# Black Mangrove Hollowform



## WoodLove (Oct 24, 2013)

I finished this piece tonight. It's a piece of black mangrove with a small amount of live edge..... I turned a foot and one piece finial cap out of ziricote. The mangrove was a pain to hollow due to it being so dense and having such a high silica content. I wanted to keep a natural look so the finish is a hand rubbed beeswax finish. the vessel is approximately 9 inches tall with an overall height of 12.25 inches. C &C always welcomed.... that's how I learn and improve. Thanks for looking.

Reactions: Like 9


----------



## ChrisN (Oct 24, 2013)

Ooooh, nice! Is there a hole in the side from the live edge? The profile on the first picture looks like it has a flat spot, and the shadows are kind of lumpy. I wanna see inside!:)


----------



## WoodLove (Oct 24, 2013)

no holes in the live edge..... sorry. Ill take a pic of the inside but I could only hollow down 6 inches...... that's the reach on my tools..... guess its time to make some new longer ones.....lol


----------



## DKMD (Oct 24, 2013)

That's pretty cool! The shoulder curve on that piece is pretty sweet! I feel like there's a little break in the lower curve... About a quarter of the way up from the bottom. I like the foot and lid.

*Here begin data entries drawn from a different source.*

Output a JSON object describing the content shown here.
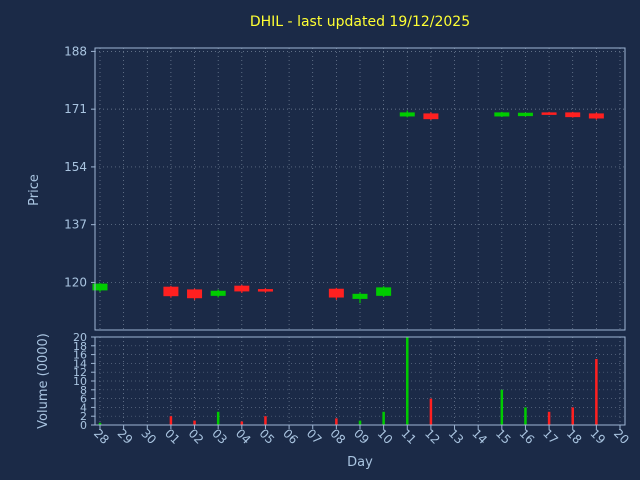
{
  "title": "DHIL - last updated 19/12/2025",
  "colors": {
    "background": "#1b2a47",
    "title": "#ffff33",
    "axis_text": "#a9c4e0",
    "grid": "#c3d3e3",
    "spine": "#9fb6d4",
    "up": "#00cc00",
    "down": "#ff2020"
  },
  "chart_data": {
    "type": "candlestick",
    "title": "DHIL - last updated 19/12/2025",
    "xlabel": "Day",
    "price_ylabel": "Price",
    "volume_ylabel": "Volume (0000)",
    "price_ticks": [
      188,
      171,
      154,
      137,
      120
    ],
    "price_ylim": [
      106,
      189
    ],
    "volume_ticks": [
      20,
      18,
      16,
      14,
      12,
      10,
      8,
      6,
      4,
      2,
      0
    ],
    "volume_ylim": [
      0,
      20
    ],
    "grid": "dotted",
    "legend": "none",
    "days": [
      "28",
      "29",
      "30",
      "01",
      "02",
      "03",
      "04",
      "05",
      "06",
      "07",
      "08",
      "09",
      "10",
      "11",
      "12",
      "13",
      "14",
      "15",
      "16",
      "17",
      "18",
      "19",
      "20"
    ],
    "ohlc": [
      [
        117.8,
        119.8,
        117.2,
        119.5
      ],
      null,
      null,
      [
        118.6,
        119.0,
        115.5,
        116.1
      ],
      [
        117.8,
        118.2,
        114.8,
        115.5
      ],
      [
        116.2,
        117.9,
        115.6,
        117.4
      ],
      [
        118.9,
        119.3,
        116.9,
        117.5
      ],
      [
        117.9,
        118.3,
        117.0,
        117.5
      ],
      null,
      null,
      [
        118.0,
        118.4,
        114.9,
        115.7
      ],
      [
        115.3,
        117.0,
        113.9,
        116.5
      ],
      [
        116.2,
        118.9,
        115.7,
        118.4
      ],
      [
        169.0,
        170.6,
        168.6,
        169.9
      ],
      [
        169.6,
        170.1,
        167.8,
        168.2
      ],
      null,
      null,
      [
        169.0,
        170.2,
        168.7,
        169.9
      ],
      [
        169.1,
        170.0,
        168.8,
        169.8
      ],
      [
        169.9,
        170.2,
        169.3,
        169.6
      ],
      [
        169.9,
        170.2,
        168.5,
        168.8
      ],
      [
        169.6,
        170.0,
        167.9,
        168.4
      ],
      null
    ],
    "volume": [
      0.5,
      0,
      0,
      2,
      1,
      3,
      0.8,
      2,
      0,
      0,
      1.5,
      1,
      3,
      20,
      6,
      0,
      0,
      8,
      4,
      3,
      4,
      15,
      0
    ]
  }
}
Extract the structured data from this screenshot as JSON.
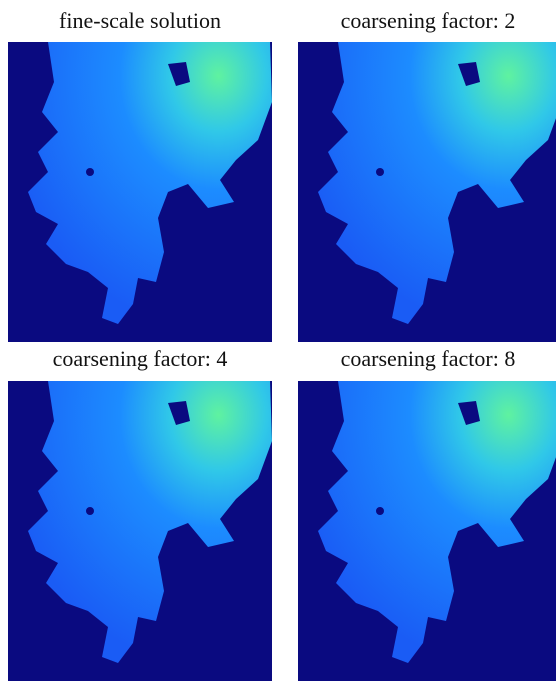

I'm amazed at how much your turnings have progressed in just a year! I hope you know I'm not picking on you with the curve thing... I really appreciate feedback on my stuff even if it's pointing out flaws in my work, and I get the impression that you feel the same.

Keep 'em coming!


----------



## WoodLove (Oct 24, 2013)

Your comments are always welcomed. I have seen your turnings and trust me...... I am grasshoppa.... you are masta..... lol. Thank you for the honest critique. It is appreciated and well received. Thanks.


----------



## barry richardson (Oct 24, 2013)

Nice work Jamie! I don't think I've ever seen mangrove wood before, looks cool...


----------



## WoodLove (Oct 24, 2013)

its a protected wood, however, it can be harvested as long as its done within specific guidelines...... I have a few pieces that I have acquired which were all harvested legally. Its quite an interesting wood. I made a deer grunt and posted pics in the game call section. The wood has a high silica content and is quite dense so it dulls tools quickly. The wood has pretty much every color of the rainbow in it.


----------



## barry richardson (Oct 24, 2013)

Yea, sounds like desert ironwood. It has a bunch of harvesting restrictions on it as well...


----------



## BrentWin (Oct 25, 2013)

You hollow form guys amaze me! That's a beautiful piece.


----------



## WoodLove (Oct 25, 2013)

BrentWin said:


> You hollow form guys amaze me! That's a beautiful piece.


 I have to admit..... If I had a swan neck hollower I would be much happier...... but hollowforms are my favorite thing to turn. I have several more I am working on right now so there will be more pics coming soon Im sure


----------



## WoodLove (Oct 25, 2013)

DKMD said:


> That's pretty cool! The shoulder curve on that piece is pretty sweet! I feel like there's a little break in the lower curve... About a quarter of the way up from the bottom. I like the foot and lid.
> 
> I'm amazed at how much your turnings have progressed in just a year! I hope you know I'm not picking on you with the curve thing... I really appreciate feedback on my stuff even if it's pointing out flaws in my work, and I get the impression that you feel the same.
> 
> Keep 'em coming!


 DKMD..... excellent eye! I took the time to follow the curve on the side and I actually have a slight flat spot about 1/3 of the way up from the bottom....... that's why ur the masta....

Reactions: Like 1


----------



## ChrisN (Oct 25, 2013)

WoodLove said:


> no holes in the live edge..... sorry. Ill take a pic of the inside but I could only hollow down 6 inches...... that's the reach on my tools..... guess its time to make some new longer ones.....lol


Aww, c'mon, that's not hollowing!:D:D JK, I never did anything like this... yet.:D


----------